By Lorcan Mekitarian, Chair of the Cleaning & Hygiene Suppliers Association
In the cleaning and hygiene supply chain, trust plays a central role. Buyers depend on suppliers’ claims about performance, quantity, safety and increasingly sustainability. Labels, specifications and product descriptions form the basis of purchasing decisions that affect operational efficiency, hygiene standards and cost in use. Yet in a market under sustained pressure on price, relying on self-declaration alone is rarely sufficient.
Self-declaration assumes every supplier interprets product descriptions, standards and claims in the same way and applies them consistently. In reality, this is rarely the case. Terminology across the sector is often loosely defined and can be interpreted in multiple ways. Phrases “heavy duty”, “professional quality” or “eco-friendly” may sound reassuring but mean nothing without a universally agreed definition. Products that appear comparable on paper may differ significantly in practice.
The variations are not always immediately visible to buyers, but their consequences are felt in daily operations. Products that underperform increase consumption, generate waste and create operational inefficiencies. Plastic sacks that split require double-bagging and additional labour. Paper products with fewer sheets lead to higher usage rates. Cleaning chemicals that do not deliver the expected efficacy can compromise hygiene standards or require greater quantities to achieve the same result.
When these discrepancies occur, the apparent cost advantage of a cheaper product quickly disappears. What seemed like a saving at the point of purchase becomes a higher cost in use.
This is why third-party verification is critical role in maintaining a fair and transparent marketplace. Independent scrutiny moves claims beyond assertion and into evidence. It ensures that product descriptions are not simply statements made by suppliers but are supported by consistent testing, measurement and auditing.
Third-party verification also creates a level playing field. Responsible manufacturers and distributors invest in quality control, compliance with regulations, ethical sourcing and product testing. Without independent verification, those investments can be undermined by competitors who reduce specifications or make exaggerated claims to offer lower prices.
Independent accreditation helps prevent this by replacing assumptions with verifiable standards. Clear specifications define what a product must deliver. Testing confirms that those requirements are met. Ongoing audits ensure that compliance is not a one-off exercise but part of a consistent process.
Within the cleaning and hygiene sector, this approach sits at the heart of the accreditation frameworks developed by the Cleaning & Hygiene Suppliers Association (CHSA). The CHSA’s Accreditation Schemes for distributors and for manufacturers of cleaning chemicals, plastic sacks, cotton mops and soft tissue are built on a simple principle: claims must be supported by evidence and verified independently.
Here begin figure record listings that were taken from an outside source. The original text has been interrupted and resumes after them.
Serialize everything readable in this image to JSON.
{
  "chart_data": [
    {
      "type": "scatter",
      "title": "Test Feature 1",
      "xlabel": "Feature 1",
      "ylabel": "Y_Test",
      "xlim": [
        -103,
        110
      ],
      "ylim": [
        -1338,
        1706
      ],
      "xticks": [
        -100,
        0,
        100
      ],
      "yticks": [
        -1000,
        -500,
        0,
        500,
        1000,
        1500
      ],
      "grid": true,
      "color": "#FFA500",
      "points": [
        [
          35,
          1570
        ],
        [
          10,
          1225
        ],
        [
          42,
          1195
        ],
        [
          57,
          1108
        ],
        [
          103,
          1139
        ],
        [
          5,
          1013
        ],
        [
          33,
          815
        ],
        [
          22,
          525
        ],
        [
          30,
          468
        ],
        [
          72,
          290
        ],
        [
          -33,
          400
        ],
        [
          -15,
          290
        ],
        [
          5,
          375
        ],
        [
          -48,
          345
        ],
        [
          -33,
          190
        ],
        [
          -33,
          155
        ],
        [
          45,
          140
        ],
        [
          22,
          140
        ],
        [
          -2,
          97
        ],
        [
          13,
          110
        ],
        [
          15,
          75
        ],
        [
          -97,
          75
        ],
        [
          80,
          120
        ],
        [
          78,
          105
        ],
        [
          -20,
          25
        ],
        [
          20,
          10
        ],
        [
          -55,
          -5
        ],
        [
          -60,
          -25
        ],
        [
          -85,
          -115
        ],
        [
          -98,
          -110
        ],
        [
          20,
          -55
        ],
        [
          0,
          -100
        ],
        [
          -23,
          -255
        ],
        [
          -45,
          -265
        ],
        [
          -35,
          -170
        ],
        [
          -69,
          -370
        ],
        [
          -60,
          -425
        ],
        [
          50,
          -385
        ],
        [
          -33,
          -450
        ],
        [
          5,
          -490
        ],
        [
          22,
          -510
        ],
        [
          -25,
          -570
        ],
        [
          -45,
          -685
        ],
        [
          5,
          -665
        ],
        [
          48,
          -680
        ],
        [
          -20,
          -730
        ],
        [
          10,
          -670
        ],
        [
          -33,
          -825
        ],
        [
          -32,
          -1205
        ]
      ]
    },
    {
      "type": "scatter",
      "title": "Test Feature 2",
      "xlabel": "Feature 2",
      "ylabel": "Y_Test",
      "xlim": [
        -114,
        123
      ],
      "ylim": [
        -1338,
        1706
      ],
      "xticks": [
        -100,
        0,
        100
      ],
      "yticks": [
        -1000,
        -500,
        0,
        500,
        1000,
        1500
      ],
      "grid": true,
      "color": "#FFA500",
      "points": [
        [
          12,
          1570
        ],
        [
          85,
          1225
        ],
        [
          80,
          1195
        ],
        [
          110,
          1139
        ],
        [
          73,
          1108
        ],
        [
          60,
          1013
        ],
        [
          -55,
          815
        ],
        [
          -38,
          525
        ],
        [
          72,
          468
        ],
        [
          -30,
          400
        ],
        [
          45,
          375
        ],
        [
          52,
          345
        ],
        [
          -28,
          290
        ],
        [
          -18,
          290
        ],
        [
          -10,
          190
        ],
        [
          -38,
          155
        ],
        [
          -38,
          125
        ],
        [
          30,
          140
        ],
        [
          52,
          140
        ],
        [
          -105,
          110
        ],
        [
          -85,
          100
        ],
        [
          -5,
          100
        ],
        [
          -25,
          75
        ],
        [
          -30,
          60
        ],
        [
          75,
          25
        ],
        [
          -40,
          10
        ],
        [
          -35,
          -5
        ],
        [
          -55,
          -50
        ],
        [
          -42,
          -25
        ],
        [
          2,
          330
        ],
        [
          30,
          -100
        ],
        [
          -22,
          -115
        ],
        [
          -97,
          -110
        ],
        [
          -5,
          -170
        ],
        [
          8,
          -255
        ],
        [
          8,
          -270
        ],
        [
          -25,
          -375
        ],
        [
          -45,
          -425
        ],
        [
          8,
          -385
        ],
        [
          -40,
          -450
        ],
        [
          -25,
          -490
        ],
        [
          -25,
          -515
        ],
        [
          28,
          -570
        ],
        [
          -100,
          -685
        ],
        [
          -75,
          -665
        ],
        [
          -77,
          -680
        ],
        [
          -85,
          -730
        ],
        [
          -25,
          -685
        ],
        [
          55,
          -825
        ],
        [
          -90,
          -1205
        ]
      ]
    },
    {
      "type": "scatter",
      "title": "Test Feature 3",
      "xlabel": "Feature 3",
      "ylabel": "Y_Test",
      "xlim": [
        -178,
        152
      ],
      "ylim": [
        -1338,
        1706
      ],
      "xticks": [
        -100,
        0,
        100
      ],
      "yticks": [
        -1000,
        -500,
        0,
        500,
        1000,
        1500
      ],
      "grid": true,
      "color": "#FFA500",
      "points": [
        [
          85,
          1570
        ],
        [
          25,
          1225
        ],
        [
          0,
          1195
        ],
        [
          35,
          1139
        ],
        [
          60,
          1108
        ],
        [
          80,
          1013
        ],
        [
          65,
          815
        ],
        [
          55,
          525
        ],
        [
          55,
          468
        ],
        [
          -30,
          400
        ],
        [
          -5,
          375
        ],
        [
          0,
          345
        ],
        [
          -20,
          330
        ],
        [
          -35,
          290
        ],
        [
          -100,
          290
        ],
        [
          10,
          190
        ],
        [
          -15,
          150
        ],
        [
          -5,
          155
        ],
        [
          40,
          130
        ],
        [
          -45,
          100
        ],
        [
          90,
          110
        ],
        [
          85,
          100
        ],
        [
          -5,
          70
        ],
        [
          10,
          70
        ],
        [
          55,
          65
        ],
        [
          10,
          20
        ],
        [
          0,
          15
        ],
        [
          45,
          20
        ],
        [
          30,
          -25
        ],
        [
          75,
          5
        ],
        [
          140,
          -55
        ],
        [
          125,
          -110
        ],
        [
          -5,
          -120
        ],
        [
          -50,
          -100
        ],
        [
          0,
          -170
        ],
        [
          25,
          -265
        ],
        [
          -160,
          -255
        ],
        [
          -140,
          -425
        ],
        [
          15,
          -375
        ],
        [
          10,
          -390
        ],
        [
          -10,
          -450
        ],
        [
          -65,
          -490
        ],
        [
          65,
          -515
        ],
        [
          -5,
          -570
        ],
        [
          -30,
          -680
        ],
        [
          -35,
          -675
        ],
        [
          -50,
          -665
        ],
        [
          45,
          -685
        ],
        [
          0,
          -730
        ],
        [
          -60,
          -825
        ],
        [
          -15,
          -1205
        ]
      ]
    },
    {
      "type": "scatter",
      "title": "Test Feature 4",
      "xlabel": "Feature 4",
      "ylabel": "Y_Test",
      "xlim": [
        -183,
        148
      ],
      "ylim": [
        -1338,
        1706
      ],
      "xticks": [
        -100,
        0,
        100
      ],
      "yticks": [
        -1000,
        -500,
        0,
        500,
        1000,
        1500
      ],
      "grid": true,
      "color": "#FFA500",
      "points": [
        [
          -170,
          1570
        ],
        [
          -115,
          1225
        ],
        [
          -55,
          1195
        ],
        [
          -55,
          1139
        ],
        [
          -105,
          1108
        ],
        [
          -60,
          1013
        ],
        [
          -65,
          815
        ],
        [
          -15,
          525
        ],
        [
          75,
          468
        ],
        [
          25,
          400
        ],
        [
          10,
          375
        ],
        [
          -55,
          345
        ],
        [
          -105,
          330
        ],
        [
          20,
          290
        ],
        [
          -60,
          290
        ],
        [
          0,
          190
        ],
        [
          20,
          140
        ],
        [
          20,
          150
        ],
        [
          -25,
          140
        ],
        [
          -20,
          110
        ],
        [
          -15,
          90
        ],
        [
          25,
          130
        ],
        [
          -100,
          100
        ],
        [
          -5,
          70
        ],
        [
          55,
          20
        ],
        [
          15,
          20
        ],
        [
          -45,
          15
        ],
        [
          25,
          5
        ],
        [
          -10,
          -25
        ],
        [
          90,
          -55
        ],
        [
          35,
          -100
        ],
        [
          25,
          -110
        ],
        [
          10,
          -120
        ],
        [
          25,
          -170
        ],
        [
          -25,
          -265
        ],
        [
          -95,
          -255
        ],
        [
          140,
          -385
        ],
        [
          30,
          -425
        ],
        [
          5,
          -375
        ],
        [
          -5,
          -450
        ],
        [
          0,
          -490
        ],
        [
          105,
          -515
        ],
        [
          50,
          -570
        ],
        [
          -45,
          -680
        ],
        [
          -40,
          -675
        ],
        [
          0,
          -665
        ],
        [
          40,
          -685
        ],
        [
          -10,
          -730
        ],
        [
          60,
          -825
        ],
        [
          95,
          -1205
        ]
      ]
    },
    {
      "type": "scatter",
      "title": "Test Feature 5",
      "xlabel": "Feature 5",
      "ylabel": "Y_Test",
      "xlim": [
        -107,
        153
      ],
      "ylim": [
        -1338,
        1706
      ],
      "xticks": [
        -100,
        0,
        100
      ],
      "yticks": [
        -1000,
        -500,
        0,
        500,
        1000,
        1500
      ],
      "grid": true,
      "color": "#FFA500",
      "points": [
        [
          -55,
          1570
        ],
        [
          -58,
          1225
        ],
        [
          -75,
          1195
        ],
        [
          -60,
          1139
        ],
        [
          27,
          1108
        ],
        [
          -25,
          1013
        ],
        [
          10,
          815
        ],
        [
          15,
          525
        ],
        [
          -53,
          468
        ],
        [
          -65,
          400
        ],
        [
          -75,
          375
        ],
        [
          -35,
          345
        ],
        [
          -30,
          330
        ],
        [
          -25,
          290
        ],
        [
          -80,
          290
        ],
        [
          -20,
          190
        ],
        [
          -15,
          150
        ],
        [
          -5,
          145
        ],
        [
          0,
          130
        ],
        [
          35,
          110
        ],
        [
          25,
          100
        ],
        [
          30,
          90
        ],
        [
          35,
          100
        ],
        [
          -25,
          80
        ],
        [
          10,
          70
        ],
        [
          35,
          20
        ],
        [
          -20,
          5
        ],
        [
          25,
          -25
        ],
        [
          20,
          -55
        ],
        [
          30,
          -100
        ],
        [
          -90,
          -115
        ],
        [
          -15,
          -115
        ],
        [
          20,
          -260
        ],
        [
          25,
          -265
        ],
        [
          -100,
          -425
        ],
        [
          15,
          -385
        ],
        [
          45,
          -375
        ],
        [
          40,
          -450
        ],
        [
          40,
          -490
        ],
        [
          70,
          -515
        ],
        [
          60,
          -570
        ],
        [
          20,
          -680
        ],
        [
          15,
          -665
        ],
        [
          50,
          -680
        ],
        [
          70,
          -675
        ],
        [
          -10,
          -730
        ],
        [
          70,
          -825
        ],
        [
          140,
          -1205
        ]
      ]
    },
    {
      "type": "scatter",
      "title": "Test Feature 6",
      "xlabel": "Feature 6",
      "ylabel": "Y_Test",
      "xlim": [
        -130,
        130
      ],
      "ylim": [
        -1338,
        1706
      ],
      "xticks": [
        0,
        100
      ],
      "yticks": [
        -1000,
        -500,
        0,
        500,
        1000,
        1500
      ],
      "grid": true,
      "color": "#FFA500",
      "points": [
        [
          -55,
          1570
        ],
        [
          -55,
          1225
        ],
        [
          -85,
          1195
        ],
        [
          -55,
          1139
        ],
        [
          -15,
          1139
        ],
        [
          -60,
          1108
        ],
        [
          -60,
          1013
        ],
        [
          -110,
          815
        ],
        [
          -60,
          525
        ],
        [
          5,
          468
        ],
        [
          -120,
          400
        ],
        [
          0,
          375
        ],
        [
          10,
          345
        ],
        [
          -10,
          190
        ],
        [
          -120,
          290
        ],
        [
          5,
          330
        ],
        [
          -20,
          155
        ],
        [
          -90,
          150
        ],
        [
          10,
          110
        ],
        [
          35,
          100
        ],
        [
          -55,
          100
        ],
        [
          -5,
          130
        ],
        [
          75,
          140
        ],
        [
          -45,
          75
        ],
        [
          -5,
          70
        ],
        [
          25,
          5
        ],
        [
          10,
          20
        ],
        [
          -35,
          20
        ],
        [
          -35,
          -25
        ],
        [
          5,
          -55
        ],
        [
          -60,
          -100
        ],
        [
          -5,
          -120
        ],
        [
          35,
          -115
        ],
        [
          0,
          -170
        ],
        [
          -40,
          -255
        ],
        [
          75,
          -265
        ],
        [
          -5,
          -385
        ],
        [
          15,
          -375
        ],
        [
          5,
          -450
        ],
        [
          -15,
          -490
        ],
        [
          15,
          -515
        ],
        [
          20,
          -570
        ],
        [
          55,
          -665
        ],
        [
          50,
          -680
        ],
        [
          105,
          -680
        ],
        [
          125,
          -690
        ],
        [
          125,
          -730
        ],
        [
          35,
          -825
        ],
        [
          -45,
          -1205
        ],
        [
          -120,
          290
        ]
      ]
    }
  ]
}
Across these Schemes, product specifications are clearly defined and regularly checked through independent inspection and testing. Quantities, dimensions and performance claims must match what is delivered in practice. Environmental and ethical commitments are subject to scrutiny rather than assumption. For buyers and end users, this verification provides confidence that the products they purchase will perform as expected.
Third-party verification does more than protect buyers. It strengthens the entire supply chain. By ensuring that claims are credible and standards are consistently applied, accreditation restores transparency and enables fair comparison between products. Suppliers that maintain high standards are recognised for doing so, rather than being undercut by misleading claims or reduced specifications.
In an increasingly complex marketplace, trust cannot rest on declarations alone. It must be built on clear standards, credible evidence and independent verification. When these elements come together, buyers gain confidence, responsible suppliers are supported and the market works as it should.
Self-declaration may begin the conversation, but only third-party verification turns claims into guarantees.